[The Letters of Elizabeth Barrett Browning, Volume II by Elizabeth Barrett Browning]@TWC D-Link bookThe Letters of Elizabeth Barrett Browning, Volume II CHAPTER VIII 256/268
If you knew what it is to give up this still dream-life of our Florence, where if one is over-busy ever, the old tapestries on the walls and the pre-Giotto pictures (picked up by my husband for so many pauls) surround us ready to quiet us again--if you knew what it is to give it all up and be put into the mill of a dingy London lodging and ground very small indeed, you wouldn't be angry with us for being sorry to go north--you wouldn't think it unnatural.
As for me, I have all sorts of pain in England--everything is against me, except a few things; and yet, while my husband and I groan at one another, strophe and antistrophe (pardon that rag of Greek!) we admit our compensations--that it will be an excellent thing, for instance, to see Mr.Ruskin! Are we likely to undervalue that? Let me consider how to answer your questions.

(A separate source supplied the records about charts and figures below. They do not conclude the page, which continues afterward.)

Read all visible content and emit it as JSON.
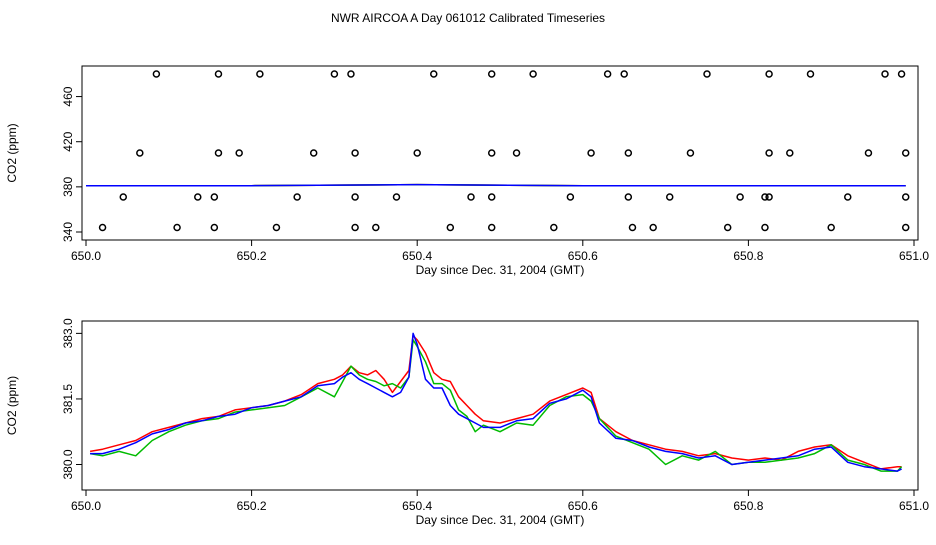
{
  "title": "NWR AIRCOA A  Day 061012  Calibrated Timeseries",
  "chart_data": [
    {
      "type": "line",
      "xlabel": "Day since Dec. 31, 2004 (GMT)",
      "ylabel": "CO2 (ppm)",
      "xlim": [
        650.0,
        651.0
      ],
      "ylim": [
        340,
        480
      ],
      "xticks": [
        650.0,
        650.2,
        650.4,
        650.6,
        650.8,
        651.0
      ],
      "xtick_labels": [
        "650.0",
        "650.2",
        "650.4",
        "650.6",
        "650.8",
        "651.0"
      ],
      "yticks": [
        340,
        380,
        420,
        460
      ],
      "ytick_labels": [
        "340",
        "380",
        "420",
        "460"
      ],
      "grid": false,
      "series": [
        {
          "color": "#ff0000",
          "x": [
            650.0,
            650.2,
            650.4,
            650.6,
            650.8,
            650.99
          ],
          "y": [
            381,
            381,
            382,
            381,
            381,
            381
          ]
        },
        {
          "color": "#00bb00",
          "x": [
            650.0,
            650.2,
            650.4,
            650.6,
            650.8,
            650.99
          ],
          "y": [
            381,
            381,
            382,
            381,
            381,
            381
          ]
        },
        {
          "color": "#0000ff",
          "x": [
            650.0,
            650.2,
            650.4,
            650.6,
            650.8,
            650.99
          ],
          "y": [
            381,
            381,
            382,
            381,
            381,
            381
          ]
        }
      ],
      "points": {
        "marker": "open-circle",
        "x": [
          650.085,
          650.16,
          650.21,
          650.3,
          650.32,
          650.42,
          650.49,
          650.54,
          650.63,
          650.65,
          650.75,
          650.825,
          650.875,
          650.965,
          650.985,
          650.065,
          650.16,
          650.185,
          650.275,
          650.325,
          650.4,
          650.49,
          650.52,
          650.61,
          650.655,
          650.73,
          650.825,
          650.85,
          650.945,
          650.99,
          650.045,
          650.135,
          650.155,
          650.255,
          650.325,
          650.375,
          650.465,
          650.49,
          650.585,
          650.655,
          650.705,
          650.79,
          650.82,
          650.825,
          650.92,
          650.99,
          650.02,
          650.11,
          650.155,
          650.23,
          650.325,
          650.35,
          650.44,
          650.49,
          650.565,
          650.66,
          650.685,
          650.775,
          650.82,
          650.9,
          650.99
        ],
        "y": [
          480,
          480,
          480,
          480,
          480,
          480,
          480,
          480,
          480,
          480,
          480,
          480,
          480,
          480,
          480,
          410,
          410,
          410,
          410,
          410,
          410,
          410,
          410,
          410,
          410,
          410,
          410,
          410,
          410,
          410,
          371,
          371,
          371,
          371,
          371,
          371,
          371,
          371,
          371,
          371,
          371,
          371,
          371,
          371,
          371,
          371,
          344,
          344,
          344,
          344,
          344,
          344,
          344,
          344,
          344,
          344,
          344,
          344,
          344,
          344,
          344
        ]
      }
    },
    {
      "type": "line",
      "xlabel": "Day since Dec. 31, 2004 (GMT)",
      "ylabel": "CO2 (ppm)",
      "xlim": [
        650.0,
        651.0
      ],
      "ylim": [
        379.6,
        383.1
      ],
      "xticks": [
        650.0,
        650.2,
        650.4,
        650.6,
        650.8,
        651.0
      ],
      "xtick_labels": [
        "650.0",
        "650.2",
        "650.4",
        "650.6",
        "650.8",
        "651.0"
      ],
      "yticks": [
        380.0,
        381.5,
        383.0
      ],
      "ytick_labels": [
        "380.0",
        "381.5",
        "383.0"
      ],
      "grid": false,
      "series": [
        {
          "color": "#ff0000",
          "x": [
            650.005,
            650.02,
            650.04,
            650.06,
            650.08,
            650.1,
            650.12,
            650.14,
            650.16,
            650.18,
            650.2,
            650.22,
            650.24,
            650.26,
            650.28,
            650.3,
            650.31,
            650.32,
            650.33,
            650.34,
            650.35,
            650.36,
            650.37,
            650.38,
            650.39,
            650.395,
            650.4,
            650.41,
            650.42,
            650.43,
            650.44,
            650.45,
            650.46,
            650.47,
            650.48,
            650.5,
            650.52,
            650.54,
            650.56,
            650.58,
            650.6,
            650.61,
            650.62,
            650.64,
            650.66,
            650.68,
            650.7,
            650.72,
            650.74,
            650.76,
            650.78,
            650.8,
            650.82,
            650.84,
            650.86,
            650.88,
            650.9,
            650.92,
            650.94,
            650.96,
            650.98,
            650.985
          ],
          "y": [
            380.3,
            380.35,
            380.45,
            380.55,
            380.75,
            380.85,
            380.95,
            381.05,
            381.1,
            381.25,
            381.3,
            381.35,
            381.45,
            381.6,
            381.85,
            381.95,
            382.05,
            382.25,
            382.1,
            382.05,
            382.15,
            381.95,
            381.65,
            381.9,
            382.15,
            382.95,
            382.85,
            382.55,
            382.1,
            381.95,
            381.9,
            381.55,
            381.35,
            381.15,
            381.0,
            380.95,
            381.05,
            381.15,
            381.45,
            381.6,
            381.75,
            381.65,
            381.05,
            380.75,
            380.55,
            380.45,
            380.35,
            380.3,
            380.2,
            380.25,
            380.15,
            380.1,
            380.15,
            380.1,
            380.3,
            380.4,
            380.45,
            380.2,
            380.05,
            379.9,
            379.95,
            379.95
          ]
        },
        {
          "color": "#00bb00",
          "x": [
            650.005,
            650.02,
            650.04,
            650.06,
            650.08,
            650.1,
            650.12,
            650.14,
            650.16,
            650.18,
            650.2,
            650.22,
            650.24,
            650.26,
            650.28,
            650.3,
            650.31,
            650.32,
            650.33,
            650.34,
            650.35,
            650.36,
            650.37,
            650.38,
            650.39,
            650.395,
            650.4,
            650.41,
            650.42,
            650.43,
            650.44,
            650.45,
            650.46,
            650.47,
            650.48,
            650.5,
            650.52,
            650.54,
            650.56,
            650.58,
            650.6,
            650.61,
            650.62,
            650.64,
            650.66,
            650.68,
            650.7,
            650.72,
            650.74,
            650.76,
            650.78,
            650.8,
            650.82,
            650.84,
            650.86,
            650.88,
            650.9,
            650.92,
            650.94,
            650.96,
            650.98,
            650.985
          ],
          "y": [
            380.25,
            380.2,
            380.3,
            380.2,
            380.55,
            380.75,
            380.9,
            381.0,
            381.05,
            381.2,
            381.25,
            381.3,
            381.35,
            381.55,
            381.75,
            381.55,
            381.9,
            382.25,
            382.05,
            381.95,
            381.9,
            381.8,
            381.85,
            381.75,
            382.0,
            382.85,
            382.7,
            382.35,
            381.85,
            381.85,
            381.7,
            381.25,
            381.1,
            380.75,
            380.9,
            380.75,
            380.95,
            380.9,
            381.35,
            381.55,
            381.6,
            381.45,
            381.05,
            380.65,
            380.5,
            380.35,
            380.0,
            380.2,
            380.1,
            380.3,
            380.0,
            380.05,
            380.05,
            380.1,
            380.15,
            380.25,
            380.45,
            380.1,
            380.0,
            379.85,
            379.85,
            379.95
          ]
        },
        {
          "color": "#0000ff",
          "x": [
            650.005,
            650.02,
            650.04,
            650.06,
            650.08,
            650.1,
            650.12,
            650.14,
            650.16,
            650.18,
            650.2,
            650.22,
            650.24,
            650.26,
            650.28,
            650.3,
            650.31,
            650.32,
            650.33,
            650.34,
            650.35,
            650.36,
            650.37,
            650.38,
            650.39,
            650.395,
            650.4,
            650.41,
            650.42,
            650.43,
            650.44,
            650.45,
            650.46,
            650.47,
            650.48,
            650.5,
            650.52,
            650.54,
            650.56,
            650.58,
            650.6,
            650.61,
            650.62,
            650.64,
            650.66,
            650.68,
            650.7,
            650.72,
            650.74,
            650.76,
            650.78,
            650.8,
            650.82,
            650.84,
            650.86,
            650.88,
            650.9,
            650.92,
            650.94,
            650.96,
            650.98,
            650.985
          ],
          "y": [
            380.25,
            380.25,
            380.35,
            380.5,
            380.7,
            380.8,
            380.95,
            381.0,
            381.1,
            381.15,
            381.3,
            381.35,
            381.45,
            381.55,
            381.8,
            381.85,
            382.0,
            382.1,
            381.95,
            381.85,
            381.75,
            381.65,
            381.55,
            381.65,
            382.0,
            383.0,
            382.75,
            381.95,
            381.75,
            381.75,
            381.35,
            381.15,
            381.05,
            380.95,
            380.85,
            380.85,
            381.0,
            381.05,
            381.4,
            381.5,
            381.7,
            381.55,
            380.95,
            380.6,
            380.55,
            380.4,
            380.3,
            380.25,
            380.15,
            380.2,
            380.0,
            380.05,
            380.1,
            380.15,
            380.2,
            380.35,
            380.4,
            380.05,
            379.95,
            379.9,
            379.85,
            379.9
          ]
        }
      ]
    }
  ]
}
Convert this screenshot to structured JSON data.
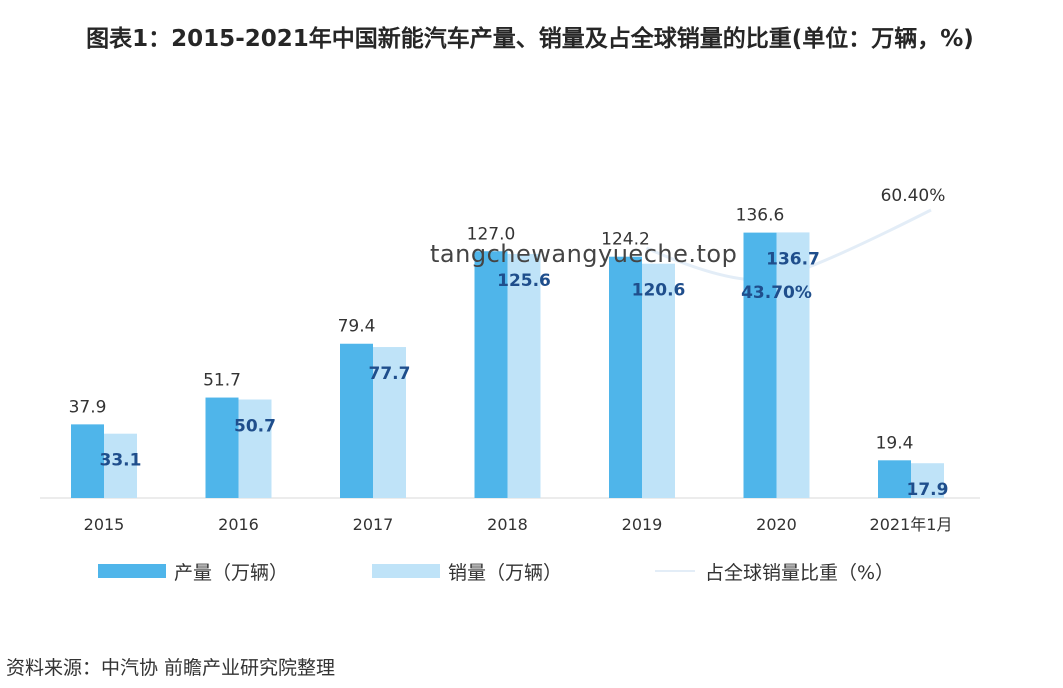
{
  "title": "图表1：2015-2021年中国新能汽车产量、销量及占全球销量的比重(单位：万辆，%)",
  "watermark": "tangchewangyueche.top",
  "source": "资料来源：中汽协 前瞻产业研究院整理",
  "chart_data": {
    "type": "bar",
    "categories": [
      "2015",
      "2016",
      "2017",
      "2018",
      "2019",
      "2020",
      "2021年1月"
    ],
    "series": [
      {
        "name": "产量（万辆）",
        "color": "#4fb5ea",
        "values": [
          37.9,
          51.7,
          79.4,
          127.0,
          124.2,
          136.6,
          19.4
        ]
      },
      {
        "name": "销量（万辆）",
        "color": "#bfe3f8",
        "values": [
          33.1,
          50.7,
          77.7,
          125.6,
          120.6,
          136.7,
          17.9
        ]
      }
    ],
    "line_series": {
      "name": "占全球销量比重（%）",
      "color": "#e3edf7",
      "points": [
        {
          "category": "2020",
          "label": "43.70%"
        },
        {
          "category": "2021年1月",
          "label": "60.40%"
        }
      ]
    },
    "label_texts": {
      "production": [
        "37.9",
        "51.7",
        "79.4",
        "127.0",
        "124.2",
        "136.6",
        "19.4"
      ],
      "sales": [
        "33.1",
        "50.7",
        "77.7",
        "125.6",
        "120.6",
        "136.7",
        "17.9"
      ]
    },
    "ylim": [
      0,
      140
    ],
    "grid": false,
    "legend_position": "bottom"
  }
}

My poetry--which you are so good to, and which you once thought 'sickly,' you say, and why not? (I have often written sickly poetry, I do not doubt--I have been sickly myself!)--has been called by much harder names, 'affected' for instance, a charge I have never deserved, for I do think, if I may say it of myself, that the desire of speaking or _spluttering_ the real truth out broadly, may be a cause of a good deal of what is called in me careless and awkward expression.
My friends took some trouble with me at one time; but though I am not self-willed naturally, as you will find when you know me, I hope, I never could adopt the counsel urged upon me to keep in sight always the stupidest person of my acquaintance in order to clear and judicious forms of composition.
Will you set me down as arrogant, if I say that the longer I live in this writing and reading world, the more convinced I am that the mass of readers _never_ receive a poet (you, who are a poet yourself, must surely observe that) without intermediation? The few understand, appreciate, and distribute to the multitude below.